Komitmen tersebut disampaikan Kepala Dinas Lingkungan Hidup (DLH) Kaltara, Hairul Anwar, S.Hut., M.A.P., saat mewakili Gubernur Kaltara membuka Sosialisasi Peningkatan Kapasitas Pelaku Usaha di Bidang Lingkungan Hidup di Aula Gedung Gabungan Dinas Lantai 1, Jumat (21/8/2026).
Hairul menekankan bahwa pembangunan ekonomi berkelanjutan harus dibarengi dengan tata kelola lingkungan yang baik. Setiap kegiatan usaha, menurutnya, perlu memperhatikan dampak terhadap lingkungan sekaligus memastikan adanya langkah pemulihan setelah kegiatan berlangsung.
Salah satu hal yang menjadi perhatian adalah kewajiban reklamasi dan revegetasi lahan pascakegiatan usaha. Pemulihan lahan tidak boleh dipandang sebagai kegiatan tambahan, melainkan bagian penting dari tanggung jawab pelaku usaha.
“Reklamasi dan revegetasi harus dilakukan sesuai standar teknis yang benar,” tegas Hairul.
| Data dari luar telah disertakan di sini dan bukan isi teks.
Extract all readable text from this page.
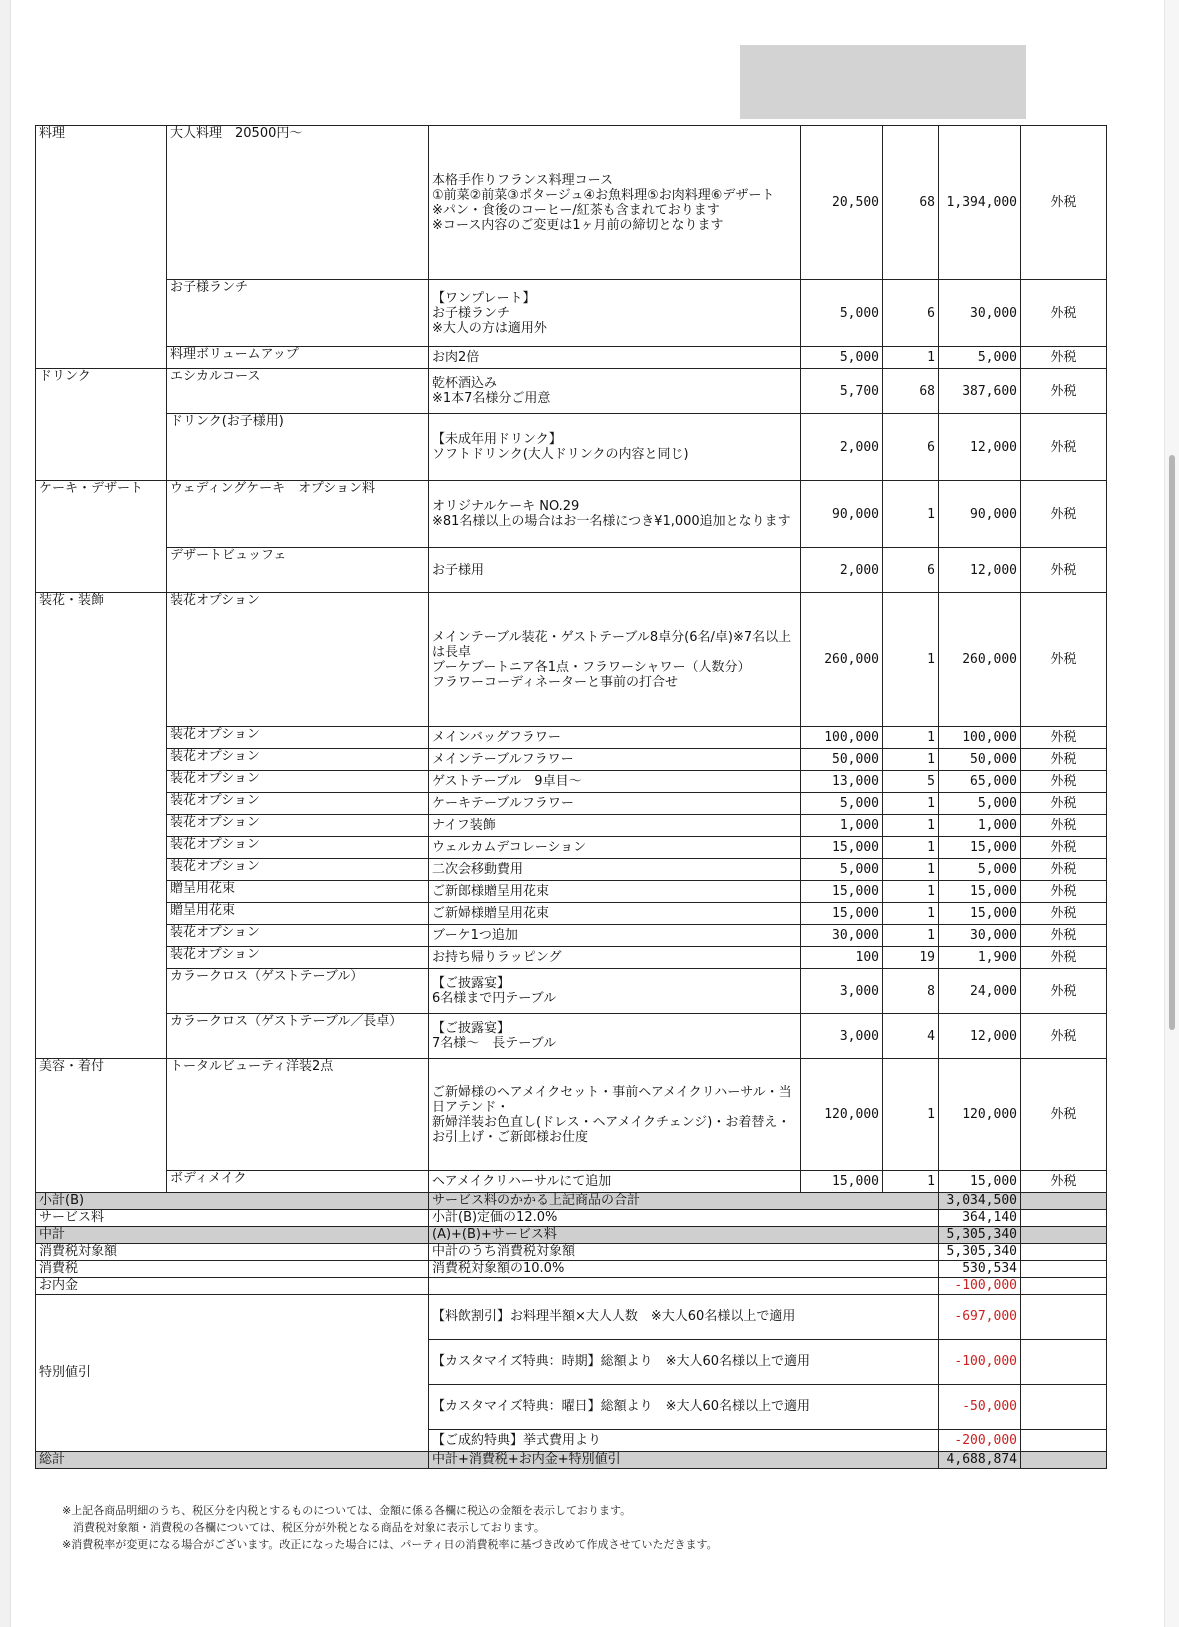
料理	大人料理　20500円～	本格手作りフランス料理コース
①前菜②前菜③ポタージュ④お魚料理⑤お肉料理⑥デザート
※パン・食後のコーヒー/紅茶も含まれております
※コース内容のご変更は1ヶ月前の締切となります	20,500	68	1,394,000	外税
	お子様ランチ	【ワンプレート】
お子様ランチ
※大人の方は適用外	5,000	6	30,000	外税
	料理ボリュームアップ	お肉2倍	5,000	1	5,000	外税
ドリンク	エシカルコース	乾杯酒込み
※1本7名様分ご用意	5,700	68	387,600	外税
	ドリンク(お子様用)	【未成年用ドリンク】
ソフトドリンク(大人ドリンクの内容と同じ)	2,000	6	12,000	外税
ケーキ・デザート	ウェディングケーキ　オプション料	オリジナルケーキ NO.29
※81名様以上の場合はお一名様につき¥1,000追加となります	90,000	1	90,000	外税
	デザートビュッフェ	お子様用	2,000	6	12,000	外税
装花・装飾	装花オプション	メインテーブル装花・ゲストテーブル8卓分(6名/卓)※7名以上は長卓
ブーケブートニア各1点・フラワーシャワー（人数分）
フラワーコーディネーターと事前の打合せ	260,000	1	260,000	外税
	装花オプション	メインバッグフラワー	100,000	1	100,000	外税
	装花オプション	メインテーブルフラワー	50,000	1	50,000	外税
	装花オプション	ゲストテーブル　9卓目～	13,000	5	65,000	外税
	装花オプション	ケーキテーブルフラワー	5,000	1	5,000	外税
	装花オプション	ナイフ装飾	1,000	1	1,000	外税
	装花オプション	ウェルカムデコレーション	15,000	1	15,000	外税
	装花オプション	二次会移動費用	5,000	1	5,000	外税
	贈呈用花束	ご新郎様贈呈用花束	15,000	1	15,000	外税
	贈呈用花束	ご新婦様贈呈用花束	15,000	1	15,000	外税
	装花オプション	ブーケ1つ追加	30,000	1	30,000	外税
	装花オプション	お持ち帰りラッピング	100	19	1,900	外税
	カラークロス（ゲストテーブル）	【ご披露宴】
6名様まで円テーブル	3,000	8	24,000	外税
	カラークロス（ゲストテーブル／長卓）	【ご披露宴】
7名様～　長テーブル	3,000	4	12,000	外税
美容・着付	トータルビューティ洋装2点	ご新婦様のヘアメイクセット・事前ヘアメイクリハーサル・当日アテンド・
新婦洋装お色直し(ドレス・ヘアメイクチェンジ)・お着替え・お引上げ・ご新郎様お仕度	120,000	1	120,000	外税
	ボディメイク	ヘアメイクリハーサルにて追加	15,000	1	15,000	外税
小計(B)		サービス料のかかる上記商品の合計			3,034,500	
サービス料		小計(B)定価の12.0%			364,140	
中計		(A)+(B)+サービス料			5,305,340	
消費税対象額		中計のうち消費税対象額			5,305,340	
消費税		消費税対象額の10.0%			530,534	
お内金					-100,000	
特別値引		【料飲割引】お料理半額×大人人数　※大人60名様以上で適用			-697,000	
		【カスタマイズ特典：時期】総額より　※大人60名様以上で適用			-100,000	
		【カスタマイズ特典：曜日】総額より　※大人60名様以上で適用			-50,000	
		【ご成約特典】挙式費用より			-200,000	
総計		中計+消費税+お内金+特別値引			4,688,874	
※上記各商品明細のうち、税区分を内税とするものについては、金額に係る各欄に税込の金額を表示しております。
　消費税対象額・消費税の各欄については、税区分が外税となる商品を対象に表示しております。
※消費税率が変更になる場合がございます。改正になった場合には、パーティ日の消費税率に基づき改めて作成させていただきます。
Ia menjelaskan, revegetasi bukan sekadar membuat lahan kembali terlihat hijau. Penanaman kembali memiliki fungsi yang lebih luas, mulai dari memulihkan fungsi ekologis dan hidrologis lahan, mengurangi risiko erosi, hingga membantu menjaga keanekaragaman hayati.
PROPER Jadi Pendorong Perbaikan Kinerja Lingkungan
Dalam kesempatan tersebut, Hairul juga menyoroti pentingnya Program Penilaian Peringkat Kinerja Perusahaan dalam Pengelolaan Lingkungan Hidup (PROPER).
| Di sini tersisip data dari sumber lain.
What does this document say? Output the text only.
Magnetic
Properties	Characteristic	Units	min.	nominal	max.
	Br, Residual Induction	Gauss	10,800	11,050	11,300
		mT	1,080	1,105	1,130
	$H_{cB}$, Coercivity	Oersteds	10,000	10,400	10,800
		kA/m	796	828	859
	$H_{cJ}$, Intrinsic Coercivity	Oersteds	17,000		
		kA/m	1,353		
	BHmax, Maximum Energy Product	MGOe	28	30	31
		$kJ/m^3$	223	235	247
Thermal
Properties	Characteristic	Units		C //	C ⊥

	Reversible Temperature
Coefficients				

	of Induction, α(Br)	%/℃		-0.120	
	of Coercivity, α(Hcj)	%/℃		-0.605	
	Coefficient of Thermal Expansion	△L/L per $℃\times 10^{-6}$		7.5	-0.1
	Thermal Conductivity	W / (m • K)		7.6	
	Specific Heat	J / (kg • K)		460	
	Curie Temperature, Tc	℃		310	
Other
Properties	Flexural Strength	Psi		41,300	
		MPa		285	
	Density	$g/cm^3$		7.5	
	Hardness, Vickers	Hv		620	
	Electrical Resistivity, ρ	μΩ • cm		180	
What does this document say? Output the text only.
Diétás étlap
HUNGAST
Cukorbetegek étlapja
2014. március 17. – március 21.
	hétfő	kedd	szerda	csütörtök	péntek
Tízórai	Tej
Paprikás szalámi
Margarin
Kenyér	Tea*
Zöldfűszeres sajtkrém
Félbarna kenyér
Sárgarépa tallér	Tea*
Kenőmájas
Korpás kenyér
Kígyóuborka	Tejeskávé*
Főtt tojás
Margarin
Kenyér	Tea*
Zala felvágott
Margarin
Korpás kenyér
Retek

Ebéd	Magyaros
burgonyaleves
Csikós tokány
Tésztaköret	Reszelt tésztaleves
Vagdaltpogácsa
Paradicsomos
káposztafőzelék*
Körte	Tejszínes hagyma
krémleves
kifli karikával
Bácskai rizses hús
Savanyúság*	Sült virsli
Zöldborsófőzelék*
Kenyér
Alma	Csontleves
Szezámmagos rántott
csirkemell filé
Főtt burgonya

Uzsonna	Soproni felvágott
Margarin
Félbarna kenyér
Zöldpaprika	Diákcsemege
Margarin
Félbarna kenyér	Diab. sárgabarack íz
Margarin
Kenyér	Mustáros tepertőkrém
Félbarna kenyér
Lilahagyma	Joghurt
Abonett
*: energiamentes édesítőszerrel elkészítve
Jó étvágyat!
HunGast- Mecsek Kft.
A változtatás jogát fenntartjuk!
Menurutnya, PROPER tidak semata-mata menjadi instrumen pemerintah untuk menilai kepatuhan perusahaan. Lebih dari itu, program tersebut dapat menjadi pemicu bagi dunia usaha untuk terus melakukan pembenahan, inovasi, dan peningkatan kinerja dalam pengelolaan lingkungan.
“PROPER bukan sekadar penilaian. Ini menjadi dorongan bagi perusahaan untuk terus memperbaiki pengelolaan lingkungan,” kata Hairul.
Ia berharap kegiatan sosialisasi mampu meningkatkan pemahaman pelaku usaha terhadap kewajiban dan standar pengelolaan lingkungan. Kesamaan pemahaman antara pemerintah dan dunia usaha dinilai penting agar pengawasan berjalan efektif sekaligus menciptakan kepastian dalam menjalankan kegiatan usaha.
Pemprov Kaltara, lanjutnya, ingin membangun iklim investasi yang tidak hanya berorientasi pada pertumbuhan ekonomi, tetapi juga memperhatikan keberlanjutan.
Dengan tata kelola yang semakin baik, dunia usaha diharapkan mampu berkembang sekaligus menjaga lingkungan sebagai bagian dari investasi jangka panjang bagi daerah.
“Pertumbuhan ekonomi harus berjalan beriringan dengan perlindungan lingkungan. Dunia usaha tumbuh, tetapi lingkungan tetap terjaga,” demikian semangat yang ditekankan dalam kegiatan tersebut.